Читаем Флейта Гамлета: Очерк онтологической поэтики полностью

Главный вопрос поэтики мифа, если говорить исключительно об онтологической стороне дела, – это вопрос о разделении сущностей. Это вопрос о тех средствах, с помощью которых сознание попыталось заделать трещину, возникшую между человеком и миром. Разлом мира прошел через человека. Сознание того, что произошло, появилось в тот момент, когда это уже произошло. Новое качество далось дорогой ценой. Можно сколько угодно говорить о «синкретизме» первобытного мышления, не понимая самого важного – крайней неполноты, ущербности этого синкретизма. Миф – это вовсе не «целостность», как принято думать, а не более чем воспоминание о былой целостности, это остатки, отражения того состояния полноты и самодостаточности, в котором не было ничего, кроме названных полноты и самодостаточности. Обсуждать вопрос, откуда взялась «трещина» и куда пропала целостность, здесь мы не в состоянии. Однако взглянуть на миф, как на аварийную процедуру, грубую хирургическую операцию, когда пришлось шить по живому, наскоро, не зная, как зашивать и чем, было бы полезно. В этом случае миф предстает как отчаянная попытка спасти желанную целостность, попытка по большей части неудачная. Другое дело, что со временем изменилась перспектива и масштабы бедствия: когда трещина превратилась в пропасть, миф с его набором компромиссов и паллиативов стал казаться раем целостности, заветной мечтой. Отсюда собственно и берет начало тенденция к идеализации мифа, к его приручению: культура как будто закрывает глаза и пытается не замечать ужасающего трагизма мифа, тех страшных и кровавых дел, которые в нем творятся; адаптируя миф, она в конце концов превращает его в детское чтение.

Поэтика мифа – это поэтика изумленного взгляда на разверзающуюся под ногами трещину, на стремительно изменяющийся мир. То, что стояло, стало двигаться, что двигалось – застыло; живое – окаменело, камень – ожил, место однородной целостности заняли пустоты и уплотнения, верх отделился от низа, свет встал против мрака. Человек увидел мир в его непосредственной данности, мир как он есть; увидел, ужаснулся своему непониманию и начал собирать мир и себя самого по частям, прилаживая одно к другому, закрепляя за вещами определенный порядок, в котором он мог хоть как-то ориентироваться.

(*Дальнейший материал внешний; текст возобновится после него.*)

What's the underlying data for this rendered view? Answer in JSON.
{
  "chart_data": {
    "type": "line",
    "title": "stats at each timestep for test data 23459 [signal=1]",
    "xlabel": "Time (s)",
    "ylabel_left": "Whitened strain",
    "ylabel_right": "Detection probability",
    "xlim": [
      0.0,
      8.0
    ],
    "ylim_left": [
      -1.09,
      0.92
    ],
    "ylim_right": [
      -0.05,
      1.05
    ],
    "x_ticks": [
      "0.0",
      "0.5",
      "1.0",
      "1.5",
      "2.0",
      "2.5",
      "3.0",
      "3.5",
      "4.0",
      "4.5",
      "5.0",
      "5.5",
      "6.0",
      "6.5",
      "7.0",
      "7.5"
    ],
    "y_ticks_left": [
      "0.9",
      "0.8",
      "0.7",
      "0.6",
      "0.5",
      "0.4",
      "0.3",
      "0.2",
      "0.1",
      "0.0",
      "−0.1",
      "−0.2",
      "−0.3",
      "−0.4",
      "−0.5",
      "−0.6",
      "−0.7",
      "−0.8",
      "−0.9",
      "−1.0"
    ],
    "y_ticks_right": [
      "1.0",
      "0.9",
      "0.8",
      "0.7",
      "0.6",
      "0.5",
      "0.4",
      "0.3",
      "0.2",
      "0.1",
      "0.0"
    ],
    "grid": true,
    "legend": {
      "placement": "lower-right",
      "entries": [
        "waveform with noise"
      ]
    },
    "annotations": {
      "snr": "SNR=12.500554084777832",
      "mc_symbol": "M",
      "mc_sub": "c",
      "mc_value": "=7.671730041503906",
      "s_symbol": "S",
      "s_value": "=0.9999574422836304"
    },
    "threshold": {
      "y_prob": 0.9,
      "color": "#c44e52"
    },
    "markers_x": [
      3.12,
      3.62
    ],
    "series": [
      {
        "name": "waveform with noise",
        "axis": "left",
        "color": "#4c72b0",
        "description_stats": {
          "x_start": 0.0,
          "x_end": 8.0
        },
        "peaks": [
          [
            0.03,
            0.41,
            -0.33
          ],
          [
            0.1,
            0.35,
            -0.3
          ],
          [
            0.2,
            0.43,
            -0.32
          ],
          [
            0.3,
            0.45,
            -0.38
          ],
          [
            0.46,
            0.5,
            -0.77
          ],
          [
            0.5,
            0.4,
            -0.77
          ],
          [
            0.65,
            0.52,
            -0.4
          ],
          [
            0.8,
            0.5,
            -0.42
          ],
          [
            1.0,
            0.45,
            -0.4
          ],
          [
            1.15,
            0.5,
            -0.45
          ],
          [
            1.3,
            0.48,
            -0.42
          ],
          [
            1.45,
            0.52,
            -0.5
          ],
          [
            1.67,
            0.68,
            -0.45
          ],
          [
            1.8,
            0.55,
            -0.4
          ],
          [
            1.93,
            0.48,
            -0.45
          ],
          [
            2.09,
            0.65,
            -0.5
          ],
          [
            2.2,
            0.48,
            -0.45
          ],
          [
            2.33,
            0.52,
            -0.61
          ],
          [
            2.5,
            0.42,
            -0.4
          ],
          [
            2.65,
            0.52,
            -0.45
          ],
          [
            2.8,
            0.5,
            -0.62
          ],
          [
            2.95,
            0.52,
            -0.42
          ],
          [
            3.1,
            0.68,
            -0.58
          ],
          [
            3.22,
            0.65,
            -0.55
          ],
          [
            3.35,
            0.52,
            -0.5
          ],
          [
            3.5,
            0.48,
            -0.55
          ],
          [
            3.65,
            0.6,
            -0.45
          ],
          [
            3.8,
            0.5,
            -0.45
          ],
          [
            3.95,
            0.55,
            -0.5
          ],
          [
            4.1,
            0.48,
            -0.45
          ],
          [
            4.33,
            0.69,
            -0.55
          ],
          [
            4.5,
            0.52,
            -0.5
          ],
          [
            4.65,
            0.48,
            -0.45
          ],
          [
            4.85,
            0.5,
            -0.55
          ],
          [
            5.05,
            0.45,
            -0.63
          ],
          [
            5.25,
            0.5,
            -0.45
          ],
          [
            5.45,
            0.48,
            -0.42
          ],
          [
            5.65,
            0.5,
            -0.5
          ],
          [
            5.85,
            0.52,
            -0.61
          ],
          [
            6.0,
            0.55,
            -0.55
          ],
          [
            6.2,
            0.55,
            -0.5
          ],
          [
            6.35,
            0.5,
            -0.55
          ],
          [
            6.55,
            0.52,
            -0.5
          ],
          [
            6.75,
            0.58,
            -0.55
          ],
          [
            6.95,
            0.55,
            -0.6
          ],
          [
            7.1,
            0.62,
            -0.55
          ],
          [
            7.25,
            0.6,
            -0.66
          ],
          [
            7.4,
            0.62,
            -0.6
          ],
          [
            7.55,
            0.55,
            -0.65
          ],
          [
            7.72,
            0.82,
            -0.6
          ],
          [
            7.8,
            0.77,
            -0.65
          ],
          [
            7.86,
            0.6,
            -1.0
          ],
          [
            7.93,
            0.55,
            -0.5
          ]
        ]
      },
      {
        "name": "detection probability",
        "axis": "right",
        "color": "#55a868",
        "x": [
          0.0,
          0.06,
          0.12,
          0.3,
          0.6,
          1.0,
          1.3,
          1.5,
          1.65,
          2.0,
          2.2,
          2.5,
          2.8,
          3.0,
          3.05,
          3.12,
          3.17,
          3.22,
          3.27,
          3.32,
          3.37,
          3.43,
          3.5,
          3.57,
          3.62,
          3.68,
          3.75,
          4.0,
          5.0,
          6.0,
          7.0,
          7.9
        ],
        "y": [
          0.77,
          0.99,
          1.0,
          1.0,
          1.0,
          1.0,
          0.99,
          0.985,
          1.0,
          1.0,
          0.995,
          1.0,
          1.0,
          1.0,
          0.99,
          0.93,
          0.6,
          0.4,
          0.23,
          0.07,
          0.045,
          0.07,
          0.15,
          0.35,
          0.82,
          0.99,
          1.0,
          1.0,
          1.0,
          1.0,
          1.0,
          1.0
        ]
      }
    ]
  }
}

Что такое «мир, поделенный пополам», что такое «трещина», как не переформулировка вопроса о жизни и смерти? Если говорить о них на языке вещественно-пространственном, а это и есть язык онтологии, смерть и жизнь представляют собой спор двух по-разному именуемых начал: наличия и отсутствия, вещества и пустоты, формы и бесформенности со всеми надстраивающимися над этими началами интеллектуальными, религиозными и эстетическими контекстами. Миф умер, но дело его живет, потому что задача борьбы со смертью, т. е. с «трещиной», осталась принципиально той же самой. Чтобы сдержать рост «трещины», литература изобретает все новые и новые способы и одновременно все более осознает свое бессилие: на современном языке это называется «усилением драматического начала» в искусстве. Понятая так, увиденная так, литература становится местом, где разрешаются глубинные онтологические противоречия и интуиции автора и читателя, местом, где осуществляются их персональные онтологии (или мифологии). Отсюда – единые принципы выстраивания и понимания текстовой подосновы: онтологический двойник, которому автор передает свой витальный или энергийный смысл; переадресовка этого смысла далее – на символически отмеченный предмет, обозначение онтологически напряженных точек в тексте – порогов, эмблем и, наконец, трансформация исходных смыслов, их закрепление в виде иноформ, игра в семантические замены, подстановки, инверсии, компромиссы с целью подведения итогового смыслового баланса.